NFL Notes : Tom Landry and Danny White Might Be Riding Into the Sunset
Dallas’ Monday night victory over the New York Giants two weeks ago might have brought the Cowboy fans back, but the subsequent loss to Detroit sent the north Texas entry back into a funk. Cowboy President Tex Schramm hinted on his weekly radio show that Tom Landry and the coaching staff might be part of the team’s problems, and Landry said veteran quarterback Danny White might lose his starting job.
Being patient is becoming more and more difficult for Schramm, who said: “There are questions out there I’m sure people have, and I have the same questions. I’m not sure all of our problems are all on the players. When things aren’t working and you continue to see the same things, that shakes your confidence a little bit. . . . It’s the old saying, if the teacher doesn’t teach, the student doesn’t learn.” Schramm said he plans to have a little sit-down with Landry.
But it’s past the talking stage with White, apparently. Landry said he would not shrink from benching White or pulling him in the middle of Sunday’s game at New England in favor of Steve Pelluer. “If we need to make a change, we will make a change,” Landry said. “If he is throwing the ball well . . . we will go with him. If not, we will go with somebody else.”
One more replacement-player note: Stan Gelbaugh, the former Maryland quarterback now a backup at Buffalo, is to be married after the season and plans on college roommate Scott Schankweiler being in the wedding party. But Schankweiler came in, played as a replacement player for the Bills, and the two haven’t talked since. Frank Reich, the No. 2 quarterback in Buffalo and yet another Maryland grad, is standing by in case he is called on to be a replacement groomsman.
“Frank and I talked to Scott the Tuesday morning of the strike,” Gelbaugh said this week. “He called and sort of asked for Frank and me to give the OK for him to be a scab player.

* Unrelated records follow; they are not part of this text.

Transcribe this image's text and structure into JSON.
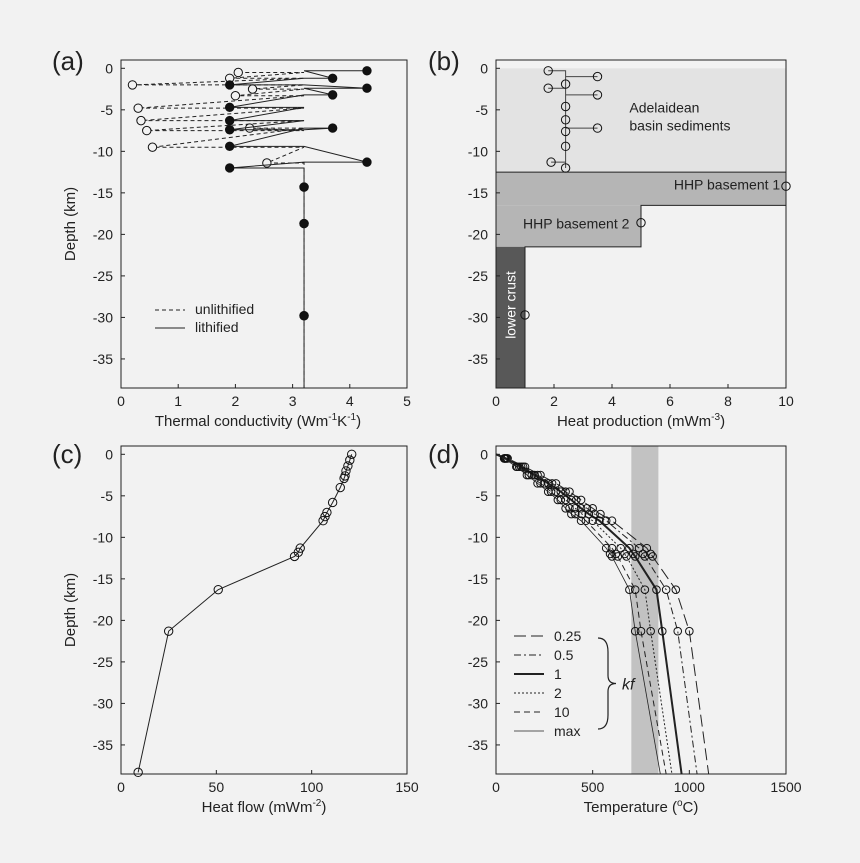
{
  "chart_data": [
    {
      "panel": "(a)",
      "type": "line",
      "xlabel_main": "Thermal conductivity (Wm",
      "xlabel_sup1": "-1",
      "xlabel_mid": "K",
      "xlabel_sup2": "-1",
      "xlabel_end": ")",
      "ylabel": "Depth (km)",
      "xlim": [
        0,
        5
      ],
      "ylim": [
        -38.5,
        1
      ],
      "xticks": [
        0,
        1,
        2,
        3,
        4,
        5
      ],
      "yticks": [
        0,
        -5,
        -10,
        -15,
        -20,
        -25,
        -30,
        -35
      ],
      "legend": {
        "position": "bottom-left",
        "entries": [
          "unlithified",
          "lithified"
        ]
      },
      "series": [
        {
          "name": "unlithified",
          "style": "dashed",
          "marker": "open",
          "points": [
            {
              "x": 2.05,
              "y": -0.5
            },
            {
              "x": 1.9,
              "y": -1.2
            },
            {
              "x": 0.2,
              "y": -2.0
            },
            {
              "x": 2.3,
              "y": -2.5
            },
            {
              "x": 2.0,
              "y": -3.3
            },
            {
              "x": 0.3,
              "y": -4.8
            },
            {
              "x": 0.35,
              "y": -6.3
            },
            {
              "x": 0.45,
              "y": -7.5
            },
            {
              "x": 2.25,
              "y": -7.2
            },
            {
              "x": 0.55,
              "y": -9.5
            },
            {
              "x": 2.55,
              "y": -11.4
            },
            {
              "x": 3.2,
              "y": -14.3
            },
            {
              "x": 3.2,
              "y": -18.7
            },
            {
              "x": 3.2,
              "y": -29.8
            }
          ]
        },
        {
          "name": "lithified",
          "style": "solid",
          "marker": "filled",
          "points": [
            {
              "x": 4.3,
              "y": -0.3
            },
            {
              "x": 3.7,
              "y": -1.2
            },
            {
              "x": 1.9,
              "y": -2.0
            },
            {
              "x": 4.3,
              "y": -2.4
            },
            {
              "x": 3.7,
              "y": -3.2
            },
            {
              "x": 1.9,
              "y": -4.7
            },
            {
              "x": 1.9,
              "y": -6.3
            },
            {
              "x": 1.9,
              "y": -7.4
            },
            {
              "x": 3.7,
              "y": -7.2
            },
            {
              "x": 1.9,
              "y": -9.4
            },
            {
              "x": 4.3,
              "y": -11.3
            },
            {
              "x": 1.9,
              "y": -12.0
            },
            {
              "x": 3.2,
              "y": -14.3
            },
            {
              "x": 3.2,
              "y": -18.7
            },
            {
              "x": 3.2,
              "y": -29.8
            }
          ]
        }
      ]
    },
    {
      "panel": "(b)",
      "type": "area",
      "xlabel_main": "Heat production (mWm",
      "xlabel_sup": "-3",
      "xlabel_end": ")",
      "xlim": [
        0,
        10
      ],
      "ylim": [
        -38.5,
        1
      ],
      "xticks": [
        0,
        2,
        4,
        6,
        8,
        10
      ],
      "yticks": [
        0,
        -5,
        -10,
        -15,
        -20,
        -25,
        -30,
        -35
      ],
      "regions": [
        {
          "label_lines": [
            "Adelaidean",
            "basin sediments"
          ],
          "x": [
            0,
            10
          ],
          "y": [
            0,
            -12.5
          ],
          "color": "#e3e3e3"
        },
        {
          "label": "HHP basement 1",
          "x": [
            0,
            10
          ],
          "y": [
            -12.5,
            -16.5
          ],
          "color": "#b5b5b5"
        },
        {
          "label": "HHP basement 2",
          "x": [
            0,
            5
          ],
          "y": [
            -16.5,
            -21.5
          ],
          "color": "#b5b5b5"
        },
        {
          "label": "lower crust",
          "x": [
            0,
            1
          ],
          "y": [
            -21.5,
            -38.5
          ],
          "color": "#585858"
        }
      ],
      "profile": [
        {
          "x": 1.8,
          "y": -0.3
        },
        {
          "x": 3.5,
          "y": -1.0
        },
        {
          "x": 2.4,
          "y": -1.9
        },
        {
          "x": 1.8,
          "y": -2.4
        },
        {
          "x": 3.5,
          "y": -3.2
        },
        {
          "x": 2.4,
          "y": -4.6
        },
        {
          "x": 2.4,
          "y": -6.2
        },
        {
          "x": 3.5,
          "y": -7.2
        },
        {
          "x": 2.4,
          "y": -7.6
        },
        {
          "x": 2.4,
          "y": -9.4
        },
        {
          "x": 1.9,
          "y": -11.3
        },
        {
          "x": 2.4,
          "y": -12.0
        },
        {
          "x": 10,
          "y": -14.2
        },
        {
          "x": 5.0,
          "y": -18.6
        },
        {
          "x": 1.0,
          "y": -29.7
        }
      ]
    },
    {
      "panel": "(c)",
      "type": "line",
      "xlabel_main": "Heat flow (mWm",
      "xlabel_sup": "-2",
      "xlabel_end": ")",
      "ylabel": "Depth (km)",
      "xlim": [
        0,
        150
      ],
      "ylim": [
        -38.5,
        1
      ],
      "xticks": [
        0,
        50,
        100,
        150
      ],
      "yticks": [
        0,
        -5,
        -10,
        -15,
        -20,
        -25,
        -30,
        -35
      ],
      "points": [
        {
          "x": 121,
          "y": 0
        },
        {
          "x": 120,
          "y": -0.7
        },
        {
          "x": 119,
          "y": -1.4
        },
        {
          "x": 118,
          "y": -2.0
        },
        {
          "x": 117.5,
          "y": -2.6
        },
        {
          "x": 117,
          "y": -2.9
        },
        {
          "x": 115,
          "y": -4.0
        },
        {
          "x": 111,
          "y": -5.8
        },
        {
          "x": 108,
          "y": -7.0
        },
        {
          "x": 107,
          "y": -7.5
        },
        {
          "x": 106,
          "y": -8.0
        },
        {
          "x": 94,
          "y": -11.3
        },
        {
          "x": 93,
          "y": -11.8
        },
        {
          "x": 91,
          "y": -12.3
        },
        {
          "x": 51,
          "y": -16.3
        },
        {
          "x": 25,
          "y": -21.3
        },
        {
          "x": 9,
          "y": -38.3
        }
      ]
    },
    {
      "panel": "(d)",
      "type": "line",
      "xlabel_main": "Temperature (",
      "xlabel_sup": "o",
      "xlabel_end": "C)",
      "xlim": [
        0,
        1500
      ],
      "ylim": [
        -38.5,
        1
      ],
      "xticks": [
        0,
        500,
        1000,
        1500
      ],
      "yticks": [
        0,
        -5,
        -10,
        -15,
        -20,
        -25,
        -30,
        -35
      ],
      "band": {
        "x": [
          700,
          840
        ],
        "color": "#c2c2c2"
      },
      "brace_label": "kf",
      "legend": {
        "position": "bottom-left"
      },
      "depths": [
        0,
        -0.5,
        -1.5,
        -2.5,
        -3.5,
        -4.5,
        -5.5,
        -6.5,
        -7.2,
        -8.0,
        -11.3,
        -12.0,
        -12.3,
        -16.3,
        -21.3,
        -38.5
      ],
      "series": [
        {
          "name": "0.25",
          "style": "longdash",
          "markers_through": 15,
          "temps": [
            0,
            60,
            150,
            230,
            310,
            380,
            440,
            500,
            540,
            600,
            780,
            800,
            810,
            930,
            1000,
            1100
          ]
        },
        {
          "name": "0.5",
          "style": "dashdot",
          "markers_through": 15,
          "temps": [
            0,
            55,
            140,
            215,
            290,
            360,
            415,
            470,
            510,
            570,
            740,
            760,
            770,
            880,
            940,
            1040
          ]
        },
        {
          "name": "1",
          "style": "solid-thick",
          "markers_through": 15,
          "temps": [
            0,
            50,
            130,
            200,
            270,
            335,
            390,
            440,
            480,
            535,
            690,
            710,
            720,
            830,
            860,
            960
          ]
        },
        {
          "name": "2",
          "style": "dotted",
          "markers_through": 15,
          "temps": [
            0,
            47,
            120,
            185,
            250,
            310,
            360,
            410,
            445,
            500,
            645,
            665,
            675,
            770,
            800,
            910
          ]
        },
        {
          "name": "10",
          "style": "dashed",
          "markers_through": 15,
          "temps": [
            0,
            44,
            110,
            170,
            230,
            285,
            335,
            380,
            410,
            465,
            600,
            620,
            630,
            720,
            750,
            880
          ]
        },
        {
          "name": "max",
          "style": "solid-thin",
          "markers_through": 15,
          "temps": [
            0,
            42,
            105,
            160,
            215,
            270,
            320,
            360,
            390,
            440,
            570,
            590,
            600,
            690,
            720,
            850
          ]
        }
      ]
    }
  ]
}
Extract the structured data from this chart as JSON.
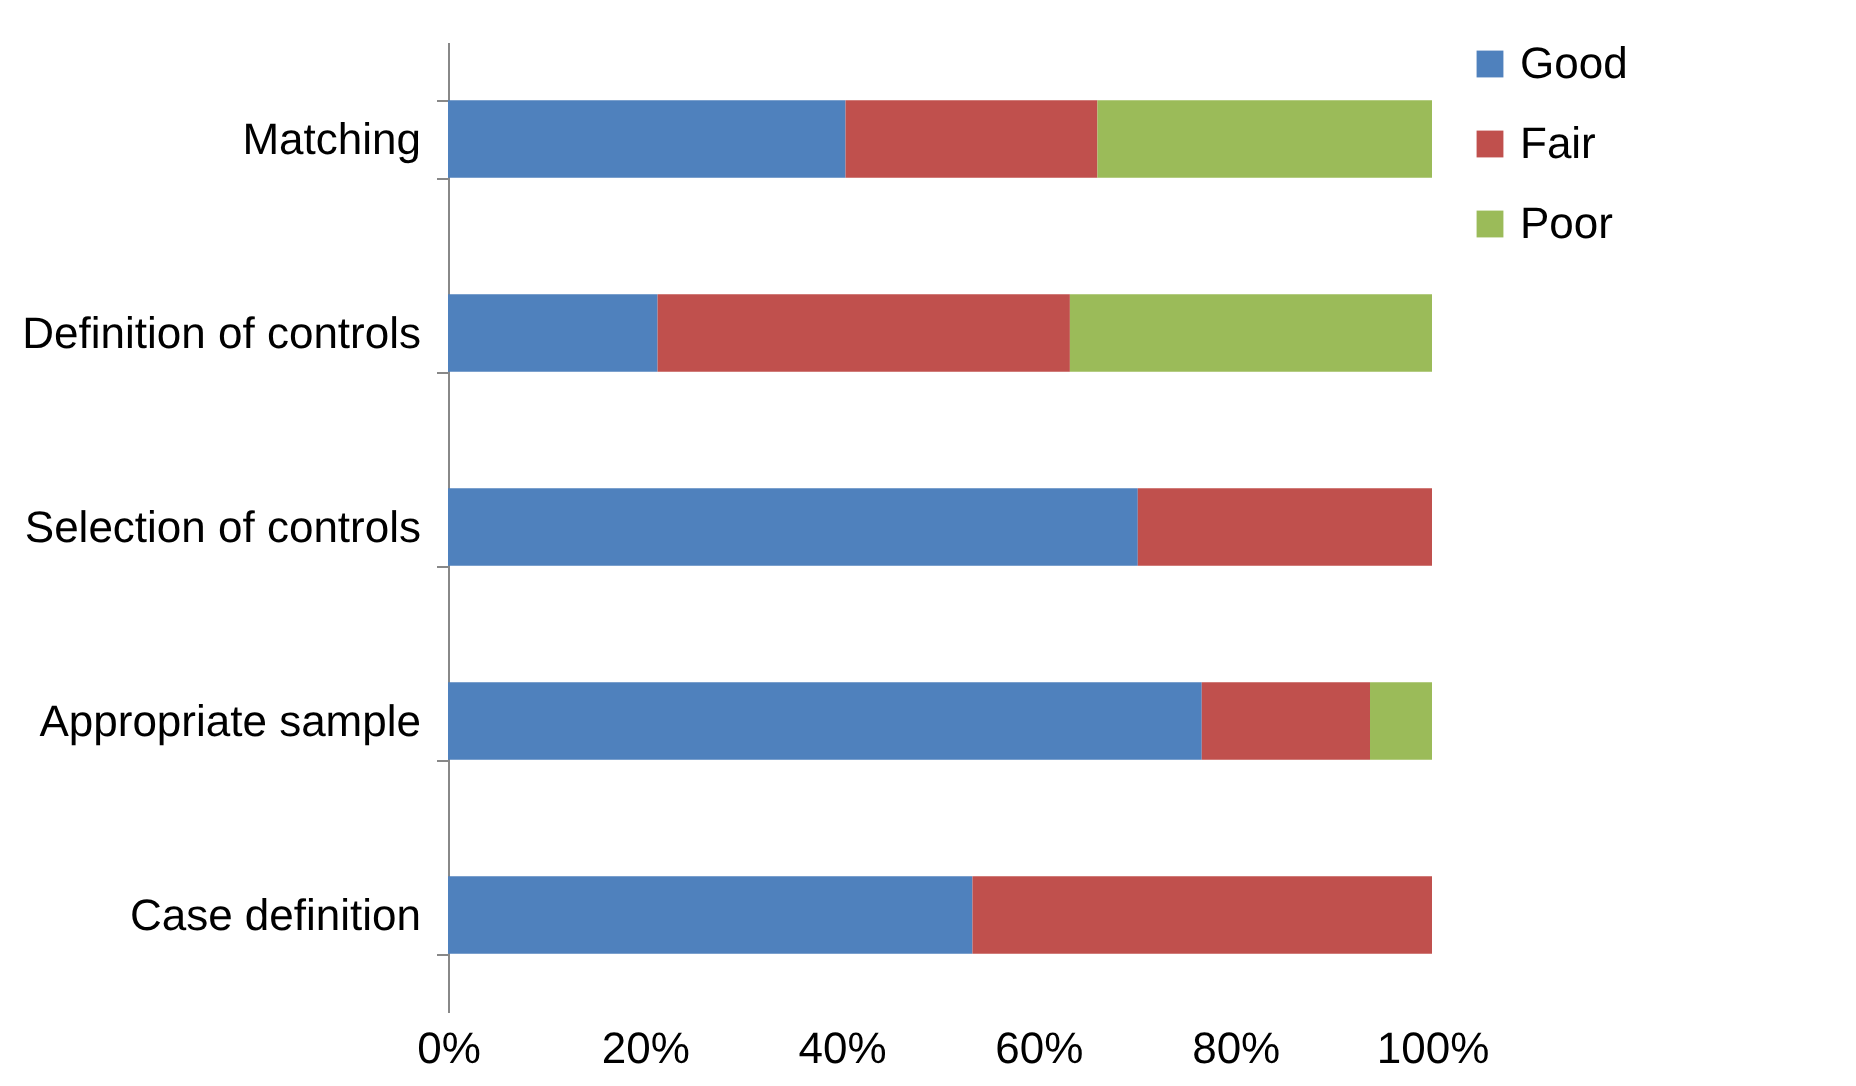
{
  "chart_data": {
    "type": "bar",
    "orientation": "horizontal",
    "stacked": true,
    "categories": [
      "Matching",
      "Definition of controls",
      "Selection of controls",
      "Appropriate sample",
      "Case definition"
    ],
    "series": [
      {
        "name": "Good",
        "color": "#4f81bd",
        "values": [
          40.4,
          21.3,
          70.1,
          76.6,
          53.3
        ]
      },
      {
        "name": "Fair",
        "color": "#c0504d",
        "values": [
          25.6,
          41.9,
          29.9,
          17.1,
          46.7
        ]
      },
      {
        "name": "Poor",
        "color": "#9bbb59",
        "values": [
          34,
          36.8,
          null,
          6.3,
          null
        ]
      }
    ],
    "xlim": [
      0,
      100
    ],
    "xticks": [
      {
        "value": 0,
        "label": "0%"
      },
      {
        "value": 20,
        "label": "20%"
      },
      {
        "value": 40,
        "label": "40%"
      },
      {
        "value": 60,
        "label": "60%"
      },
      {
        "value": 80,
        "label": "80%"
      },
      {
        "value": 100,
        "label": "100%"
      }
    ],
    "grid": false,
    "legend": "right"
  }
}
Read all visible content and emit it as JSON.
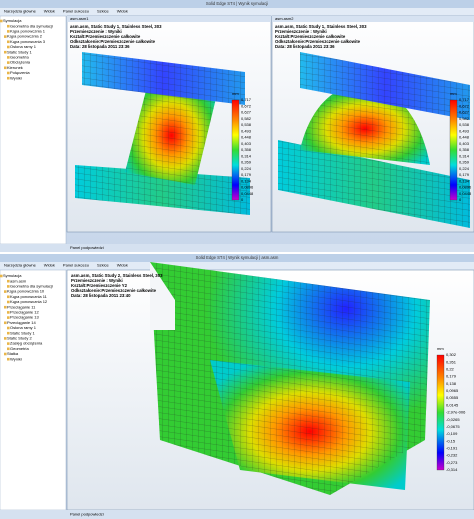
{
  "top_window": {
    "title": "Solid Edge ST4 | Wynik symulacji",
    "tabs": [
      "Narzędzia główne",
      "Widok",
      "Panel sukcesu",
      "Szkice",
      "Widok"
    ],
    "tree": [
      "Symulacja",
      "Geometria dla symulacji",
      "Kąpa ponowcznia 1",
      "Kąpa ponowcznia 2",
      "Kąpa ponowcznia 3",
      "Osłona ramy 1",
      "Static Study 1",
      "Geometria",
      "Obciążenia",
      "Kierunek",
      "Połączenia",
      "Wyniki"
    ],
    "viewports": [
      {
        "tab": "asm.asm1",
        "annotation": [
          "asm.asm, Static Study 1, Stainless Steel, 303",
          "Przemieszczenie : Wyniki",
          "Kształt:Przemieszczenie całkowite",
          "Odkształcenie:Przemieszczenie całkowite",
          "Data: 28 listopada 2011 23:36"
        ],
        "legend_unit": "mm",
        "legend": [
          "0,717",
          "0,672",
          "0,627",
          "0,582",
          "0,538",
          "0,493",
          "0,448",
          "0,403",
          "0,358",
          "0,314",
          "0,269",
          "0,224",
          "0,179",
          "0,134",
          "0,0896",
          "0,0448",
          "0"
        ]
      },
      {
        "tab": "asm.asm2",
        "annotation": [
          "asm.asm, Static Study 1, Stainless Steel, 303",
          "Przemieszczenie : Wyniki",
          "Kształt:Przemieszczenie całkowite",
          "Odkształcenie:Przemieszczenie całkowite",
          "Data: 28 listopada 2011 23:36"
        ],
        "legend_unit": "mm",
        "legend": [
          "0,717",
          "0,672",
          "0,627",
          "0,582",
          "0,538",
          "0,493",
          "0,448",
          "0,403",
          "0,358",
          "0,314",
          "0,269",
          "0,224",
          "0,179",
          "0,134",
          "0,0896",
          "0,0448",
          "0"
        ]
      }
    ],
    "status": "Panel podpowiedzi"
  },
  "bottom_window": {
    "title": "Solid Edge ST4 | Wynik symulacji | asm.asm",
    "tabs": [
      "Narzędzia główne",
      "Widok",
      "Panel sukcesu",
      "Szkice",
      "Widok"
    ],
    "tree": [
      "Symulacja",
      "asm.asm",
      "Geometria dla symulacji",
      "Kąpa ponowcznia 10",
      "Kąpa ponowcznia 11",
      "Kąpa ponowcznia 12",
      "Przeciąganie 11",
      "Przeciąganie 12",
      "Przeciąganie 13",
      "Przeciąganie 14",
      "Osłona ramy 1",
      "Static Study 1",
      "Static Study 2",
      "Zasięg obciążenia",
      "Geometria",
      "Stałka",
      "Wyniki"
    ],
    "viewport": {
      "annotation": [
        "asm.asm, Static Study 2, Stainless Steel, 303",
        "Przemieszczenie : Wyniki",
        "Kształt:Przemieszczenie Y2",
        "Odkształcenie:Przemieszczenie całkowite",
        "Data: 28 listopada 2011 23:40"
      ],
      "legend_unit": "mm",
      "legend": [
        "0,302",
        "0,261",
        "0,22",
        "0,179",
        "0,138",
        "0,0965",
        "0,0555",
        "0,0145",
        "-2,97e-006",
        "-0,0265",
        "-0,0675",
        "-0,109",
        "-0,15",
        "-0,191",
        "-0,232",
        "-0,273",
        "-0,314"
      ]
    },
    "status": "Panel podpowiedzi"
  }
}
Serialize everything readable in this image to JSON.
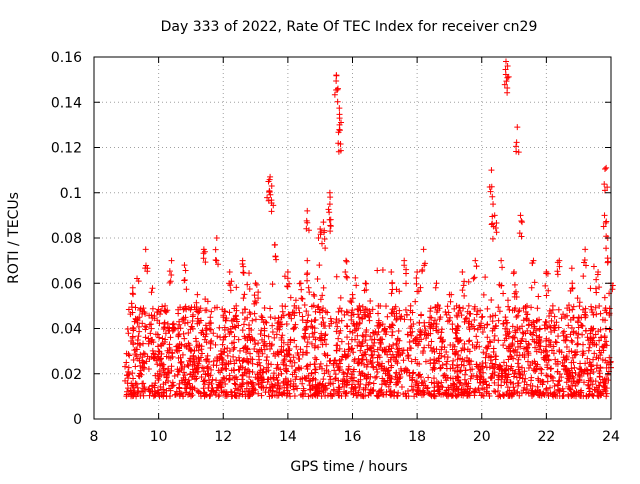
{
  "chart_data": {
    "type": "scatter",
    "title": "Day 333 of 2022, Rate Of TEC Index for receiver cn29",
    "xlabel": "GPS time / hours",
    "ylabel": "ROTI / TECUs",
    "xlim": [
      8,
      24
    ],
    "ylim": [
      0,
      0.16
    ],
    "xticks": [
      8,
      10,
      12,
      14,
      16,
      18,
      20,
      22,
      24
    ],
    "yticks": [
      0,
      0.02,
      0.04,
      0.06,
      0.08,
      0.1,
      0.12,
      0.14,
      0.16
    ],
    "xtick_labels": [
      "8",
      "10",
      "12",
      "14",
      "16",
      "18",
      "20",
      "22",
      "24"
    ],
    "ytick_labels": [
      "0",
      "0.02",
      "0.04",
      "0.06",
      "0.08",
      "0.1",
      "0.12",
      "0.14",
      "0.16"
    ],
    "grid": true,
    "marker": "+",
    "series": [
      {
        "name": "ROTI",
        "color": "#ff0000",
        "x": [
          9.0,
          9.2,
          9.4,
          9.6,
          9.8,
          10.0,
          10.2,
          10.4,
          10.6,
          10.8,
          11.0,
          11.2,
          11.4,
          11.6,
          11.8,
          12.0,
          12.2,
          12.4,
          12.6,
          12.8,
          13.0,
          13.2,
          13.4,
          13.45,
          13.5,
          13.6,
          13.8,
          14.0,
          14.2,
          14.4,
          14.6,
          14.6,
          14.8,
          15.0,
          15.1,
          15.3,
          15.3,
          15.5,
          15.55,
          15.6,
          15.6,
          15.8,
          16.0,
          16.2,
          16.4,
          16.6,
          16.8,
          17.0,
          17.2,
          17.4,
          17.6,
          17.8,
          18.0,
          18.2,
          18.4,
          18.6,
          18.8,
          19.0,
          19.2,
          19.4,
          19.6,
          19.8,
          20.0,
          20.3,
          20.35,
          20.4,
          20.6,
          20.75,
          20.8,
          21.0,
          21.1,
          21.2,
          21.4,
          21.6,
          21.8,
          22.0,
          22.2,
          22.4,
          22.6,
          22.8,
          23.0,
          23.2,
          23.4,
          23.6,
          23.8,
          23.85,
          23.9,
          24.0
        ],
        "y": [
          0.025,
          0.058,
          0.045,
          0.075,
          0.035,
          0.03,
          0.05,
          0.07,
          0.04,
          0.068,
          0.03,
          0.055,
          0.075,
          0.045,
          0.08,
          0.035,
          0.065,
          0.05,
          0.07,
          0.04,
          0.06,
          0.035,
          0.105,
          0.107,
          0.103,
          0.077,
          0.045,
          0.065,
          0.05,
          0.06,
          0.092,
          0.07,
          0.055,
          0.084,
          0.087,
          0.095,
          0.1,
          0.152,
          0.146,
          0.133,
          0.13,
          0.07,
          0.055,
          0.045,
          0.06,
          0.035,
          0.05,
          0.04,
          0.065,
          0.035,
          0.07,
          0.05,
          0.065,
          0.075,
          0.045,
          0.06,
          0.035,
          0.055,
          0.04,
          0.065,
          0.05,
          0.07,
          0.045,
          0.11,
          0.095,
          0.09,
          0.07,
          0.158,
          0.156,
          0.065,
          0.129,
          0.09,
          0.05,
          0.07,
          0.04,
          0.065,
          0.05,
          0.07,
          0.035,
          0.06,
          0.045,
          0.075,
          0.04,
          0.065,
          0.09,
          0.111,
          0.08,
          0.06
        ],
        "baseline_range": [
          0.01,
          0.05
        ]
      }
    ]
  }
}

When neither of us gave it to him, he said he probably wouldn’t do it.
“But less than three hours later, he was on television saying he would do it,” Gelbaugh said. “We weren’t happy about him playing, but I’m not about to let it affect our friendship. I’ve tried to call Scott a couple of times. . . . I hope he calls because I still want him to be in my wedding.”
When Schankweiler did play in the NFL, it meant that each of six players who were College Park roommates at one time had made it into professional sports. Besides the three with the Bills, there are Cincinnati quarterback Boomer Esiason, Washington kicker Jess Atkinson, and Alan Sadler, punter become minor league pitcher.
St. Louis fans probably won’t have Cardinals owner Bill Bidwill to kick around anymore because he is almost certain to move his team after this season, and several NFL officials believe Baltimore is easily the leading candidate. Phoenix, Memphis and Jacksonville are all lobbying for a team, but there are several owners in the NFL who feel Baltimore (because of Bob Irsay’s midnight flight to Indianapolis four years ago) deserves a team. Phoenix and Memphis probably would rather have expansion teams (among other reasons, it could cost less). And Jacksonville is a smaller television market. Baltimore has the added attraction of a pending new stadium, and the NFL wouldn’t have to realign divisions, since the NFC East would then have Washington, New York, Philadelphia, Dallas and Baltimore. A Washington-Baltimore series, which hasn’t been played regularly since 1967, would renew a rivalry.
NFL Owners Part II: Atlanta Falcons owner Rankin Smith Sr., in the wake of last Sunday’s 38-3 loss to Cleveland, said he might plan some front-office changes that could even affect his sons, Rankin Jr., the president, and Taylor, the executive vice president. “They’re accountable like everybody else,” Smith said. “If they can’t do it, they won’t be there, that’s all. We’re going to do what’s necessary to get the job done.”
The Redskins apparently weren’t standing by idly as linebacker Cornelius Bennett, the Colts’ unsigned No. 1 draft choice, was traded to Buffalo in the three-way deal involving Eric Dickerson. The Redskins, according to one source involved in the trade talks, were prepared to offer the same high draft choices as Buffalo. But the Rams, who wound up receiving those draft picks, wanted the Redskins out of the deal because they figured Washington could finish with one of the two or three best records in the league and wind up picking 26th, 27th or even 28th in the draft. The Rams got first- and second-round picks from Buffalo, which figure to yield more premium talent.
At the season opener in Denver, thousands of maniacal Broncos fans rushed to buy and wear T-shirts bearing a “Boz-Buster” logo, before Brian Bosworth made his NFL debut there with the Seattle Seahawks. As it turns out, The Boz himself designed and marketed the T-shirt. “I was, after all, a business major,” he said slyly. The Boz, Seattle’s $10 million linebacker, added that he is not greedy, however, and sent the proceeds to Children’s Hospital in Seattle, not to his own company, 44 Boz Inc.